Kelima tempat tinggal. Kata orang tuaku, kalau sudah menikah, secepatnya cari rumah sendiri. Kalau masih tinggal bersama, kepemimpinan tetap ada pada orang tua. Jadi susah untuk bisa mandiri. That's why I should get my own house before getting married.
Keenam, anak. Menurutku punya anak itu hal yang berbeda dari menikah. Bisa jadi seseorang menikah, tapi memutuskan nggak mempunyai anak. Contohnya baru-baru ini aku lihat video Gitasav dan baru tau kalau dia childfree. Menurutnya punya anak itu pilihan. Bener banget, sih. Kenapa orang-orang menuntut pasangan menikah harus punya anak jika ada pilihan mereka bisa punya anak atau tidak. Bagaimana kalau tidak mau, belum merasa mampu, atau alasan lainnya? Punya anak itu butuh tanggung jawab. Jangan sampai anak yang udah dilahirkan, hidupnya menderita gara-gara orang tuanya yang nggak mampu. Tapi aku nggak berani sih stating that I'm childfree. Dan masih banyak lagi variabel lain yang bisa jadi setiap orang berbeda pandangan.
There's someone that makes me think "I don't want to get married". Ada seseorang yang menikah, usianya udah matang banget. Kurang tau sih waktu nikah pekerjaannya apa, tapi beberapa waktu lalu jadi karyawan toko. Lalu karena Covid, jadinya udah nggak kerja lagi. Padahal posisi ada anak 5. Jadi sekarang siapa yang bakal menghidupi mereka? I think they don't have a good marriage management in some aspects. Kenapa mereka berani punya banyak anak padahal penghasilan nggak mencukupi. Tabungan itu penting banget. Tapi sama aja kalau punya tabungan tapi manajemen keluarganya nggak bagus. Oiya satu lagi pelajaran dari ayahku. Jangan ngutang. Kalau nggak punya uang cash/debit ya nggak usah beli. Artinya nggak mampu. Ayahku nggak pernah beli sesuatu ngutang, kecuali rumah. Beli mobil ya seadanya duit bisa dapet apa, yang penting cukup buat sekeluarga. Beli motor second nggakpapa. HP yang penting sesuai kebutuhan.
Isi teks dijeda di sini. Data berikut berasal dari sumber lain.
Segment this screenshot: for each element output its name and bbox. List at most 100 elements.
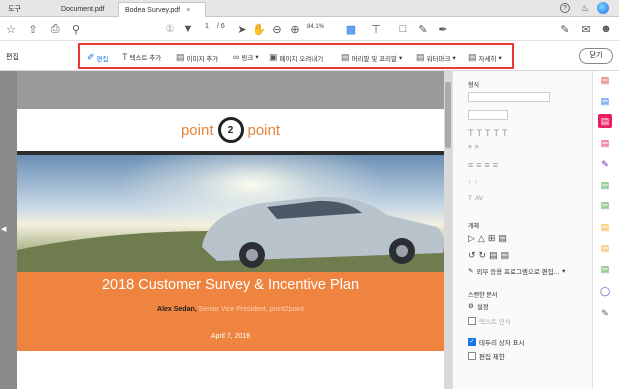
font-size-select[interactable] <box>468 110 508 120</box>
settings-label: 설정 <box>476 304 489 311</box>
avatar[interactable] <box>597 2 609 14</box>
tab-tools[interactable]: 도구 <box>2 2 27 17</box>
align-center-icon[interactable]: ≡ <box>476 160 481 170</box>
pen-icon[interactable]: ✎ <box>417 23 429 36</box>
chevron-down-icon: ▾ <box>452 54 456 62</box>
more-tools-icon[interactable]: ✎ <box>598 306 612 320</box>
flip-vertical-icon[interactable]: ▷ <box>468 233 475 244</box>
show-border-row[interactable]: ✓ 테두리 상자 표시 <box>468 337 524 347</box>
tab-bodea-survey[interactable]: Bodea Survey.pdf × <box>118 2 206 17</box>
settings-row[interactable]: ⚙ 설정 <box>468 301 489 311</box>
align-left-icon[interactable]: ≡ <box>468 160 473 170</box>
author-line[interactable]: Alex Sedan, Senior Vice President, point… <box>17 306 444 313</box>
shield-icon[interactable]: ◯ <box>598 284 612 298</box>
zoom-in-icon[interactable]: ⊕ <box>289 23 301 36</box>
more-label: 자세히 <box>478 55 497 63</box>
sign-icon[interactable]: ✒ <box>437 23 449 36</box>
rotate-left-icon[interactable]: ↺ <box>468 250 476 261</box>
rotate-right-icon[interactable]: ↻ <box>479 250 487 261</box>
header-footer-icon: ▤ <box>341 52 350 62</box>
restrict-edit-checkbox[interactable] <box>468 352 476 360</box>
next-page-icon[interactable]: ▼ <box>182 23 194 35</box>
comment-tool-icon[interactable]: ▤ <box>598 241 612 255</box>
font-family-select[interactable] <box>468 92 550 102</box>
prev-page-icon[interactable]: ① <box>164 23 176 35</box>
search-icon[interactable]: ⚲ <box>70 23 82 36</box>
mail-icon[interactable]: ✉ <box>580 23 592 36</box>
print-production-icon[interactable]: ▤ <box>598 262 612 276</box>
hero-car-image[interactable] <box>17 155 444 272</box>
add-image-button[interactable]: ▤ 이미지 추가 <box>176 52 218 63</box>
text-recognition-row[interactable]: 텍스트 인식 <box>468 316 511 326</box>
print-icon[interactable]: ⎙ <box>49 23 61 35</box>
format-heading: 형식 <box>468 83 480 89</box>
crop-pages-button[interactable]: ▣ 페이지 오려내기 <box>269 52 323 63</box>
text-recognition-checkbox[interactable] <box>468 317 476 325</box>
edit-sign-icon[interactable]: ✎ <box>559 23 571 36</box>
replace-image-icon[interactable]: ▤ <box>489 250 498 261</box>
zoom-level[interactable]: 84.1% <box>307 24 324 30</box>
star-icon[interactable]: ☆ <box>5 23 17 36</box>
document-title[interactable]: 2018 Customer Survey & Incentive Plan <box>17 277 444 293</box>
add-text-label: 텍스트 추가 <box>129 55 162 62</box>
align-right-icon[interactable]: ≡ <box>485 160 490 170</box>
more-button[interactable]: ▤ 자세히 ▾ <box>468 52 502 63</box>
select-cursor-icon[interactable]: ➤ <box>236 23 248 36</box>
scrollbar-thumb[interactable] <box>445 82 451 148</box>
link-button[interactable]: ∞ 링크 ▾ <box>233 52 259 62</box>
crop-image-icon[interactable]: ⊞ <box>488 233 496 244</box>
company-logo: point 2 point <box>17 109 444 151</box>
compare-icon[interactable]: ▤ <box>598 198 612 212</box>
edit-text-image-button[interactable]: ✐ 편집 <box>87 52 109 63</box>
char-spacing-icon[interactable]: AV <box>475 195 483 202</box>
zoom-out-icon[interactable]: ⊖ <box>271 23 283 36</box>
bell-icon[interactable]: ♨ <box>580 2 590 14</box>
show-border-checkbox[interactable]: ✓ <box>468 338 476 346</box>
flip-horizontal-icon[interactable]: △ <box>478 233 485 244</box>
hand-icon[interactable]: ✋ <box>252 23 266 36</box>
bold-icon[interactable]: T <box>468 128 474 138</box>
align-objects-icon[interactable]: ▤ <box>501 250 510 261</box>
arrange-icon[interactable]: ▤ <box>498 233 507 244</box>
create-pdf-icon[interactable]: ▤ <box>598 73 612 87</box>
header-footer-button[interactable]: ▤ 머리말 및 꼬리말 ▾ <box>341 52 402 63</box>
scale-icon[interactable]: T <box>468 195 472 202</box>
page-current[interactable]: 1 <box>205 23 209 30</box>
italic-icon[interactable]: T <box>477 128 483 138</box>
subscript-icon[interactable]: T <box>502 128 508 138</box>
document-date[interactable]: April 7, 2018 <box>17 333 444 340</box>
edit-external-row[interactable]: ✎ 외부 응용 프로그램으로 편집... ▾ <box>468 266 565 276</box>
fill-sign-icon[interactable]: ✎ <box>598 157 612 171</box>
combine-files-icon[interactable]: ▤ <box>598 94 612 108</box>
line-spacing-icon[interactable]: ↕ <box>468 178 471 185</box>
page-gap <box>17 71 444 109</box>
tab-document[interactable]: Document.pdf <box>55 2 111 17</box>
logo-text-left: point <box>180 121 214 139</box>
object-tools-row: ▷ △ ⊞ ▤ <box>468 233 507 244</box>
restrict-edit-row[interactable]: 편집 제한 <box>468 351 505 361</box>
upload-icon[interactable]: ⇧ <box>27 23 39 36</box>
protect-icon[interactable]: ▤ <box>598 220 612 234</box>
number-list-icon[interactable]: ≡ <box>475 144 479 151</box>
close-edit-button[interactable]: 닫기 <box>579 48 613 64</box>
edit-pdf-icon[interactable]: ▤ <box>598 114 612 128</box>
link-icon: ∞ <box>233 52 240 62</box>
send-for-review-icon[interactable]: ▤ <box>598 178 612 192</box>
bullet-list-icon[interactable]: ≡ <box>468 144 472 151</box>
comment-icon[interactable]: □ <box>397 23 409 35</box>
underline-icon[interactable]: T <box>485 128 491 138</box>
left-panel-toggle-icon[interactable]: ◀ <box>1 225 6 233</box>
rotate-row: ↺ ↻ ▤ ▤ <box>468 250 509 261</box>
scroll-mode-icon[interactable]: ⊤ <box>370 23 382 36</box>
superscript-icon[interactable]: T <box>494 128 500 138</box>
header-footer-label: 머리말 및 꼬리말 <box>351 55 397 63</box>
fit-page-icon[interactable]: ▩ <box>344 23 358 36</box>
share-user-icon[interactable]: ☻ <box>600 23 612 35</box>
add-text-button[interactable]: T 텍스트 추가 <box>122 52 161 62</box>
export-pdf-icon[interactable]: ▤ <box>598 136 612 150</box>
help-icon[interactable]: ? <box>560 3 570 13</box>
tab-close-icon[interactable]: × <box>186 7 190 14</box>
paragraph-spacing-icon[interactable]: ↕ <box>474 178 477 185</box>
watermark-button[interactable]: ▤ 워터마크 ▾ <box>416 52 456 63</box>
justify-icon[interactable]: ≡ <box>493 160 498 170</box>
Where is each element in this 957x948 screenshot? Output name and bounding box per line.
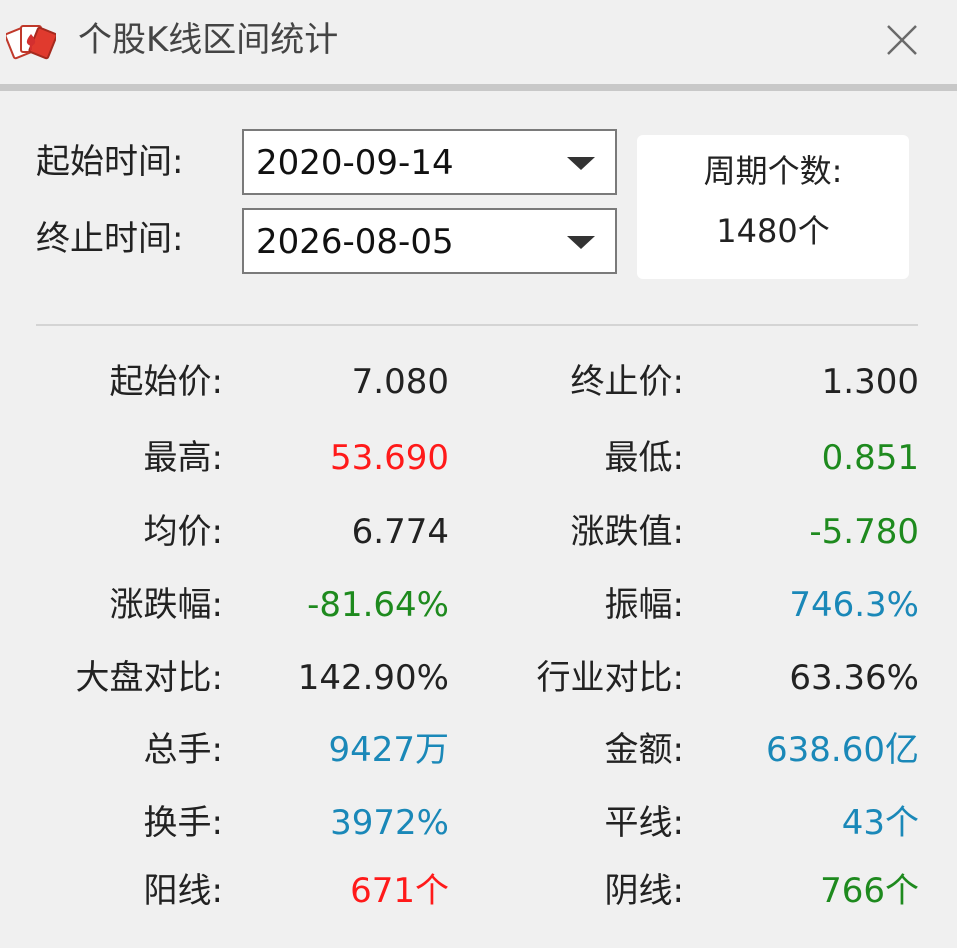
stat-value: 7.080: [351, 362, 449, 402]
chevron-down-icon[interactable]: [567, 236, 595, 249]
stat-value: 53.690: [330, 438, 449, 478]
stat-label: 涨跌值:: [570, 512, 684, 552]
stat-value: 0.851: [821, 438, 919, 478]
stat-value: 1.300: [821, 362, 919, 402]
close-button[interactable]: [874, 14, 930, 70]
stat-value: 3972%: [330, 803, 449, 843]
stat-label: 最高:: [143, 438, 223, 478]
stat-value: 43个: [841, 803, 919, 843]
stat-value: 63.36%: [789, 658, 919, 698]
stat-value: 766个: [820, 871, 919, 911]
end-date-select[interactable]: 2026-08-05: [242, 208, 617, 274]
stat-label: 大盘对比:: [75, 658, 223, 698]
title-separator: [0, 84, 957, 91]
cards-icon: [4, 22, 58, 62]
title-bar: 个股K线区间统计: [0, 0, 957, 84]
stat-label: 涨跌幅:: [109, 585, 223, 625]
stat-label: 阴线:: [604, 871, 684, 911]
divider: [36, 324, 918, 326]
start-date-value: 2020-09-14: [256, 143, 454, 183]
stat-label: 阳线:: [143, 871, 223, 911]
stat-row: 起始价: 7.080 终止价: 1.300: [0, 357, 957, 407]
stat-row: 大盘对比: 142.90% 行业对比: 63.36%: [0, 653, 957, 703]
period-count-value: 1480个: [716, 212, 830, 250]
stat-row: 最高: 53.690 最低: 0.851: [0, 433, 957, 483]
stat-row: 均价: 6.774 涨跌值: -5.780: [0, 507, 957, 557]
dialog-content: 起始时间: 2020-09-14 终止时间: 2026-08-05 周期个数: …: [0, 91, 957, 948]
stat-value: -5.780: [809, 512, 919, 552]
end-date-value: 2026-08-05: [256, 222, 454, 262]
stat-row: 换手: 3972% 平线: 43个: [0, 798, 957, 848]
stat-value: 638.60亿: [766, 730, 919, 770]
end-time-label: 终止时间:: [36, 219, 184, 259]
stat-value: 6.774: [351, 512, 449, 552]
stat-row: 总手: 9427万 金额: 638.60亿: [0, 725, 957, 775]
stat-label: 行业对比:: [536, 658, 684, 698]
close-icon[interactable]: [884, 22, 920, 62]
stat-value: 671个: [350, 871, 449, 911]
stat-value: -81.64%: [307, 585, 449, 625]
window-title: 个股K线区间统计: [78, 20, 339, 60]
stat-label: 总手:: [143, 730, 223, 770]
period-count-box: 周期个数: 1480个: [637, 135, 909, 279]
stat-label: 最低:: [604, 438, 684, 478]
stat-label: 起始价:: [109, 362, 223, 402]
period-count-label: 周期个数:: [703, 152, 843, 190]
stat-label: 均价:: [143, 512, 223, 552]
start-time-label: 起始时间:: [36, 142, 184, 182]
stat-label: 金额:: [604, 730, 684, 770]
stat-value: 9427万: [328, 730, 449, 770]
stat-label: 平线:: [604, 803, 684, 843]
stat-row: 涨跌幅: -81.64% 振幅: 746.3%: [0, 580, 957, 630]
start-date-select[interactable]: 2020-09-14: [242, 129, 617, 195]
stat-value: 746.3%: [789, 585, 919, 625]
stat-value: 142.90%: [297, 658, 449, 698]
stat-label: 换手:: [143, 803, 223, 843]
stat-label: 终止价:: [570, 362, 684, 402]
stat-row: 阳线: 671个 阴线: 766个: [0, 866, 957, 916]
chevron-down-icon[interactable]: [567, 157, 595, 170]
stat-label: 振幅:: [604, 585, 684, 625]
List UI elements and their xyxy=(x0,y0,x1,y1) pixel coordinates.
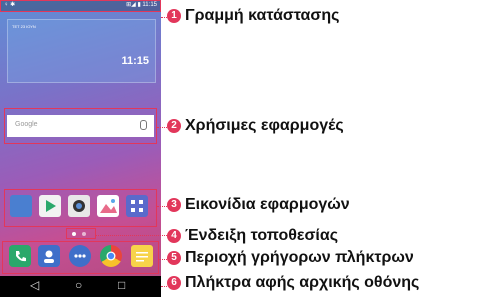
back-button[interactable]: ◁ xyxy=(30,278,39,292)
home-touch-buttons: ◁ ○ □ xyxy=(0,276,161,297)
connector-line xyxy=(161,286,167,287)
home-button[interactable]: ○ xyxy=(75,278,82,292)
callout-label: Περιοχή γρήγορων πλήκτρων xyxy=(185,249,414,266)
callout-number: 4 xyxy=(167,229,181,243)
connector-line xyxy=(159,259,167,260)
callout-label: Ένδειξη τοποθεσίας xyxy=(185,227,339,244)
callout-label: Χρήσιμες εφαρμογές xyxy=(185,117,344,134)
highlight-widgets xyxy=(4,108,157,144)
highlight-status-bar xyxy=(0,0,161,12)
callout-number: 6 xyxy=(167,276,181,290)
callout-label: Πλήκτρα αφής αρχικής οθόνης xyxy=(185,274,420,291)
callout-number: 5 xyxy=(167,251,181,265)
connector-line xyxy=(157,127,167,128)
highlight-location-indicator xyxy=(66,228,96,239)
callout-number: 2 xyxy=(167,119,181,133)
clock-widget[interactable]: ΤΕΤ 23 ΙΟΥΝ 11:15 xyxy=(7,19,156,83)
recent-apps-button[interactable]: □ xyxy=(118,278,125,292)
callout-number: 3 xyxy=(167,198,181,212)
connector-line xyxy=(96,235,167,236)
callout-label: Εικονίδια εφαρμογών xyxy=(185,196,350,213)
highlight-quick-keys xyxy=(2,241,159,274)
clock-date: ΤΕΤ 23 ΙΟΥΝ xyxy=(12,24,36,29)
connector-line xyxy=(157,206,167,207)
clock-time: 11:15 xyxy=(121,55,149,67)
callout-number: 1 xyxy=(167,9,181,23)
highlight-app-icons xyxy=(4,189,157,227)
callout-label: Γραμμή κατάστασης xyxy=(185,7,340,24)
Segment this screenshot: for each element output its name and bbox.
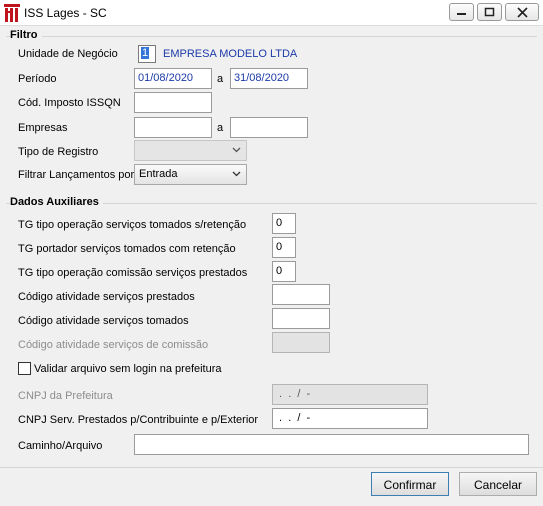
maximize-icon — [484, 7, 495, 17]
caminho-label: Caminho/Arquivo — [18, 440, 103, 452]
periodo-to-input[interactable]: 31/08/2020 — [230, 68, 308, 89]
minimize-button[interactable] — [449, 3, 474, 21]
tg-tomados-input[interactable]: 0 — [272, 213, 296, 234]
tipo-registro-label: Tipo de Registro — [18, 146, 99, 158]
unidade-label: Unidade de Negócio — [18, 48, 118, 60]
close-icon — [517, 7, 528, 18]
cod-prestados-input[interactable] — [272, 284, 330, 305]
auxiliares-title: Dados Auxiliares — [10, 196, 103, 208]
tg-portador-label: TG portador serviços tomados com retençã… — [18, 243, 236, 255]
cod-prestados-label: Código atividade serviços prestados — [18, 291, 195, 303]
tg-comissao-label: TG tipo operação comissão serviços prest… — [18, 267, 248, 279]
confirmar-button[interactable]: Confirmar — [371, 472, 449, 496]
empresas-separator: a — [217, 122, 224, 134]
close-button[interactable] — [505, 3, 539, 21]
tg-comissao-input[interactable]: 0 — [272, 261, 296, 282]
validar-label: Validar arquivo sem login na prefeitura — [34, 363, 222, 375]
cnpj-prefeitura-label: CNPJ da Prefeitura — [18, 390, 113, 402]
validar-checkbox[interactable] — [18, 362, 31, 375]
cnpj-prefeitura-input: . . / - — [272, 384, 428, 405]
cod-tomados-input[interactable] — [272, 308, 330, 329]
caminho-input[interactable] — [134, 434, 529, 455]
cod-comissao-input — [272, 332, 330, 353]
cnpj-serv-input[interactable]: . . / - — [272, 408, 428, 429]
cnpj-serv-label: CNPJ Serv. Prestados p/Contribuinte e p/… — [18, 414, 259, 426]
tipo-registro-select[interactable] — [134, 140, 247, 161]
title-bar: ISS Lages - SC — [0, 0, 543, 26]
chevron-down-icon — [232, 171, 241, 177]
cancelar-button[interactable]: Cancelar — [459, 472, 537, 496]
button-bar-divider — [0, 467, 543, 468]
app-logo-icon — [4, 4, 20, 22]
cod-comissao-label: Código atividade serviços de comissão — [18, 339, 209, 351]
cod-imposto-input[interactable] — [134, 92, 212, 113]
chevron-down-icon — [232, 147, 241, 153]
cod-imposto-label: Cód. Imposto ISSQN — [18, 97, 121, 109]
tg-tomados-label: TG tipo operação serviços tomados s/rete… — [18, 219, 247, 231]
maximize-button[interactable] — [477, 3, 502, 21]
unidade-code-input[interactable]: 1 — [138, 45, 156, 63]
minimize-icon — [457, 13, 466, 15]
filtrar-value: Entrada — [139, 168, 178, 180]
periodo-label: Período — [18, 73, 57, 85]
periodo-from-input[interactable]: 01/08/2020 — [134, 68, 212, 89]
tg-portador-input[interactable]: 0 — [272, 237, 296, 258]
cod-tomados-label: Código atividade serviços tomados — [18, 315, 189, 327]
empresas-label: Empresas — [18, 122, 68, 134]
filtro-title: Filtro — [10, 29, 42, 41]
window-title: ISS Lages - SC — [24, 6, 107, 20]
unidade-name: EMPRESA MODELO LTDA — [163, 48, 298, 60]
periodo-separator: a — [217, 73, 224, 85]
filtrar-select[interactable]: Entrada — [134, 164, 247, 185]
empresas-to-input[interactable] — [230, 117, 308, 138]
filtrar-label: Filtrar Lançamentos por — [18, 169, 135, 181]
empresas-from-input[interactable] — [134, 117, 212, 138]
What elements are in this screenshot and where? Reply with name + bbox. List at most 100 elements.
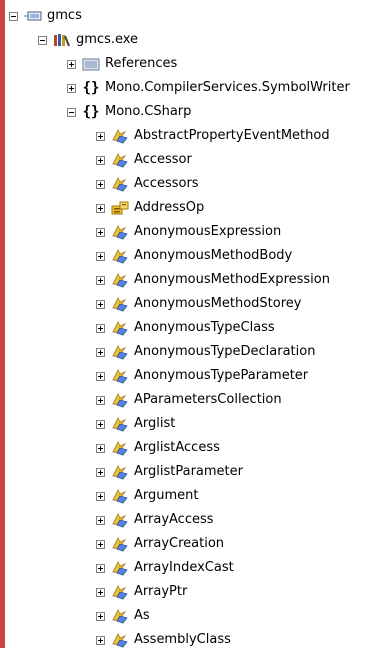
- namespace-icon: {}: [82, 104, 100, 120]
- tree-node-label: AnonymousMethodExpression: [134, 272, 330, 287]
- expand-icon[interactable]: [96, 347, 105, 357]
- collapse-icon[interactable]: [38, 35, 47, 45]
- tree-node-class[interactable]: AnonymousExpression: [96, 220, 281, 244]
- class-icon: [112, 249, 128, 264]
- enum-icon: [111, 201, 129, 215]
- namespace-icon: {}: [82, 80, 100, 96]
- tree-node-class[interactable]: ArrayCreation: [96, 532, 224, 556]
- class-icon: [112, 513, 128, 528]
- class-icon: [112, 441, 128, 456]
- tree-node-class[interactable]: Arglist: [96, 412, 175, 436]
- tree-node-class[interactable]: Argument: [96, 484, 199, 508]
- expand-icon[interactable]: [96, 299, 105, 309]
- tree-node-label: ArglistAccess: [134, 440, 220, 455]
- class-icon: [112, 321, 128, 336]
- expand-icon[interactable]: [96, 563, 105, 573]
- tree-node-class[interactable]: AddressOp: [96, 196, 204, 220]
- expand-icon[interactable]: [96, 371, 105, 381]
- expand-icon[interactable]: [96, 395, 105, 405]
- tree-node-class[interactable]: AbstractPropertyEventMethod: [96, 124, 330, 148]
- class-icon: [112, 273, 128, 288]
- tree-node-label: References: [105, 56, 178, 71]
- tree-node-label: AnonymousTypeParameter: [134, 368, 309, 383]
- class-icon: [112, 465, 128, 480]
- tree-node-class[interactable]: As: [96, 604, 150, 628]
- collapse-icon[interactable]: [67, 107, 76, 117]
- class-icon: [112, 369, 128, 384]
- tree-node-label: AParametersCollection: [134, 392, 282, 407]
- tree-node-class[interactable]: AnonymousMethodStorey: [96, 292, 301, 316]
- tree-node-label: AbstractPropertyEventMethod: [134, 128, 330, 143]
- expand-icon[interactable]: [96, 443, 105, 453]
- tree-node-label: Accessor: [134, 152, 192, 167]
- tree-node-label: Arglist: [134, 416, 176, 431]
- tree-node-class[interactable]: AnonymousMethodBody: [96, 244, 292, 268]
- class-icon: [112, 609, 128, 624]
- expand-icon[interactable]: [96, 635, 105, 645]
- expand-icon[interactable]: [96, 203, 105, 213]
- tree-node-class[interactable]: Accessor: [96, 148, 192, 172]
- expand-icon[interactable]: [67, 83, 76, 93]
- tree-node-references[interactable]: References: [67, 52, 177, 76]
- tree-node-class[interactable]: ArrayIndexCast: [96, 556, 234, 580]
- tree-node-label: AssemblyClass: [134, 632, 231, 647]
- tree-node-class[interactable]: AnonymousTypeDeclaration: [96, 340, 315, 364]
- class-icon: [112, 489, 128, 504]
- tree-node-label: AnonymousMethodStorey: [134, 296, 302, 311]
- class-icon: [112, 225, 128, 240]
- tree-node-class[interactable]: Accessors: [96, 172, 199, 196]
- tree-node-gmcs[interactable]: gmcs: [9, 4, 82, 28]
- tree-node-label: ArrayPtr: [134, 584, 188, 599]
- expand-icon[interactable]: [96, 467, 105, 477]
- expand-icon[interactable]: [96, 179, 105, 189]
- tree-node-class[interactable]: AssemblyClass: [96, 628, 231, 648]
- class-icon: [112, 345, 128, 360]
- collapse-icon[interactable]: [9, 11, 18, 21]
- tree-node-class[interactable]: AnonymousTypeParameter: [96, 364, 308, 388]
- project-icon: [24, 11, 42, 21]
- tree-node-class[interactable]: ArglistAccess: [96, 436, 220, 460]
- tree-node-label: ArglistParameter: [134, 464, 243, 479]
- tree-node-label: Argument: [134, 488, 199, 503]
- class-icon: [112, 129, 128, 144]
- expand-icon[interactable]: [96, 323, 105, 333]
- tree-node-label: ArrayIndexCast: [134, 560, 234, 575]
- tree-node-label: Mono.CSharp: [105, 104, 192, 119]
- expand-icon[interactable]: [96, 587, 105, 597]
- tree-node-label: AnonymousTypeClass: [134, 320, 275, 335]
- expand-icon[interactable]: [96, 611, 105, 621]
- expand-icon[interactable]: [96, 251, 105, 261]
- class-icon: [112, 417, 128, 432]
- tree-node-label: AnonymousMethodBody: [134, 248, 293, 263]
- tree-node-namespace-mono-csharp[interactable]: {} Mono.CSharp: [67, 100, 191, 124]
- tree-node-class[interactable]: ArrayAccess: [96, 508, 214, 532]
- tree-node-label: AnonymousExpression: [134, 224, 282, 239]
- class-icon: [112, 177, 128, 192]
- class-icon: [112, 297, 128, 312]
- class-icon: [112, 585, 128, 600]
- tree-node-label: Accessors: [134, 176, 199, 191]
- expand-icon[interactable]: [96, 227, 105, 237]
- expand-icon[interactable]: [67, 59, 76, 69]
- expand-icon[interactable]: [96, 539, 105, 549]
- expand-icon[interactable]: [96, 131, 105, 141]
- tree-node-namespace-symbolwriter[interactable]: {} Mono.CompilerServices.SymbolWriter: [67, 76, 350, 100]
- tree-node-class[interactable]: AnonymousTypeClass: [96, 316, 275, 340]
- class-icon: [112, 633, 128, 648]
- tree-node-class[interactable]: ArrayPtr: [96, 580, 187, 604]
- tree-node-class[interactable]: ArglistParameter: [96, 460, 243, 484]
- assembly-icon: [54, 34, 70, 47]
- expand-icon[interactable]: [96, 155, 105, 165]
- expand-icon[interactable]: [96, 515, 105, 525]
- class-icon: [112, 393, 128, 408]
- tree-node-class[interactable]: AnonymousMethodExpression: [96, 268, 330, 292]
- class-icon: [112, 153, 128, 168]
- tree-node-label: ArrayAccess: [134, 512, 214, 527]
- tree-node-class[interactable]: AParametersCollection: [96, 388, 282, 412]
- expand-icon[interactable]: [96, 491, 105, 501]
- expand-icon[interactable]: [96, 419, 105, 429]
- expand-icon[interactable]: [96, 275, 105, 285]
- tree-node-gmcs-exe[interactable]: gmcs.exe: [38, 28, 138, 52]
- tree-node-label: Mono.CompilerServices.SymbolWriter: [105, 80, 350, 95]
- tree-node-label: gmcs.exe: [76, 32, 139, 47]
Aku sudah tau cerita beberapa orang yang menikah, tau juga dari drakor. And I think, menikah itu landasannya bukan cinta. Tapi komitmen. Love can bloom, love can fade. Ketika menikah karena cinta aja, begitu udah nggak cinta ya bubar. Kayak drama yang lagi aku tonton, judulnya "Love ft Marriage and Divorce". Ada pasangan baru 3 tahun menikah. Suaminya selingkuh karena udah nggak cinta. Kayak hah? Yakin nikah cuma secepet ini gara-gara nggak cinta? Ada lagi profesor yang selingkuh gara-gara terlalu lama menikah. Like, wtf?
So, now, I don't want to get married. Until I become successful independent woman. When I can choose my way. Until I'm ready to accept consequences of getting married.